Thursday 18 November 2010

Visual Composition

Visual Composition really leads on from concept art and how things we perceive as cool or interesting come from this very important element of painting and drawing. Composition is in everything we see in our lives through graphics in magazines, DVD and games menus and even on T.V guide pages. Composition is there to please the eye and draw us into the image or piece of graphics. It's also there as a way of forcing you to look at something in particular or creating a main focal point in the image.

The classic masters such as Leonardo Da Vinci, Michaelangelo or Rembrandt all used composition as key point of making their paintings better, more attention grabbing and aesthetically pleasing. They would produce hundreds of drawings and sketches when studying an object or person or pose as a way of building the composition up and finding the one they really felt worked.
The most simple way of looking at composition is following the basic rule of thirds and how an image can be divided up to make a clearer and more focussed piece.

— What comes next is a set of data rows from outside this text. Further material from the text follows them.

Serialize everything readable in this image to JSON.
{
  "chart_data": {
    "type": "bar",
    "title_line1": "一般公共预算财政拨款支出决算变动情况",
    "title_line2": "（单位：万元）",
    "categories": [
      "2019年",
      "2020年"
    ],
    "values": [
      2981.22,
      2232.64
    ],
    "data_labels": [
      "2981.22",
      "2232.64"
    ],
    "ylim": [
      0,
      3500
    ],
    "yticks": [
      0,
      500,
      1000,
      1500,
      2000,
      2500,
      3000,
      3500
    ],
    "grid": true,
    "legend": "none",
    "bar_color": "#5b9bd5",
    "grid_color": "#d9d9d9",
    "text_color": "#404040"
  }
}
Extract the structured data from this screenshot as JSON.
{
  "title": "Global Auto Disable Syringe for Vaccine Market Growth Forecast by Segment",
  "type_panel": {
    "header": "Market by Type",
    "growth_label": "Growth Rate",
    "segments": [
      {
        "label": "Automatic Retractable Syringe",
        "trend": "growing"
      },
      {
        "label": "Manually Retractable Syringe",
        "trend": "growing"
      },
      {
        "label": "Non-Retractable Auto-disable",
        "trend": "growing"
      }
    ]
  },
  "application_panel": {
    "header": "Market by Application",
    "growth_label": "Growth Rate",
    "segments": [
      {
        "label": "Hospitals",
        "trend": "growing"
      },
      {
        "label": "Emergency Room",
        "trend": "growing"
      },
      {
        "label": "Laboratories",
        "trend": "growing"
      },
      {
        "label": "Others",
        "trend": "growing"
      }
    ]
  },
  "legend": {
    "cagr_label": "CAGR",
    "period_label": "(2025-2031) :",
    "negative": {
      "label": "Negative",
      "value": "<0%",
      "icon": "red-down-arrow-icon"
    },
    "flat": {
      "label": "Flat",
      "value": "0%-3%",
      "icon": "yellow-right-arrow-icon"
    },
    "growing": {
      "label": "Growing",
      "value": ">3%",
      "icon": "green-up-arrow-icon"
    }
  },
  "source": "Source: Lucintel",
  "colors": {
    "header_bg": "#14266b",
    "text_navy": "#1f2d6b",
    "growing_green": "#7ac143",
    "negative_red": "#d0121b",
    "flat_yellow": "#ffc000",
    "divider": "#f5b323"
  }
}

Take this painting by Henning Ludvigsen for example, it can be broken down very simply by placing a grid over the top and breaking it down geometrically on the page. I painted a simplistic grid over the image to show the compositional layout.
There is a nice balance and weight across her body on the page that fits into the "golden sections" of the compositional grid. Without getting too mathematical as I don't do numbers, it basically works on the fibonacci sequence that occurs in nature through the structure of shells to the structure of leaves and fruit and has been shown to be one of the most pleasing forms to the eye. What I mean by "golden sections" is the separate boxes in which the form is equally balanced in where her arms meet along the vertical and horizontal planes.

Composition really makes a difference in the way images and concepts are perceived. Even in a 3D environment when the camera angles for cinematics and general movement aren't pleasing or confusing for the player, it becomes frustrating and annoying and can ultimately ruin a possibly great game. Composition is there to make the money shot that really sells the painting or game imagery and make it awesome to look at and with a simple oversight can ruin what has the potential to be great.

Wednesday 17 November 2010

Planning and Concepting

Concepting and planning should be the physical starting blocks an idea going into productuion should take. Though too often we see online art that is labeled as concept art but no sense of process is visible and a random un-processed thought is often the outcome and labeled as the final piece.

A concept artists job role is presenting and generating the visual style of the game or film under the direction of the art or creative director. Being a concept artist holds a lot of responsibility in createing the starting blocks for the visual style and overall feel for the game which gives them a lot creative freedom. However, a large part built into the role of being a concpet artist is being able to take constructive criticism and using it to push the ideas that are on paper and you may really like and developing them further for the needs of the project.

Weta workshop who created the props and concepts for the great sci-fi film District 9 are a great example of a good art direction team and group of concept artists. A main feature in the film is the alien exo suit though it didn't always look like the final image here. In their new art book there are tons of images and thumbnails for the design process of the exo suit and a different suit was originally made physically from the concept but was never used as the art direction wanted something less organic and humanoid looking.

Concepting is really the fleshing out of ideas not creating a piece of art that gets a thousand hearts and wow your awesome on deviant art. It's often seen as just making cool digital paints or illustrations that show an interesting idea and not something that you could really get a physical end product from. It seems a lot of people aspire to be a concept artist without knowing what the job really entitles.

I feel that i am a victim of not working through ideas in the aim of making something that people go wow at sometimes, though the vehicle project i have been working on recently has really shown me the fun and need for working through ideas and developing them further to make sure that the same old clichéd ideas don't get footprinted in the designs and allows the rubbish to be put on paper and removed from your brain and clear the way for something original.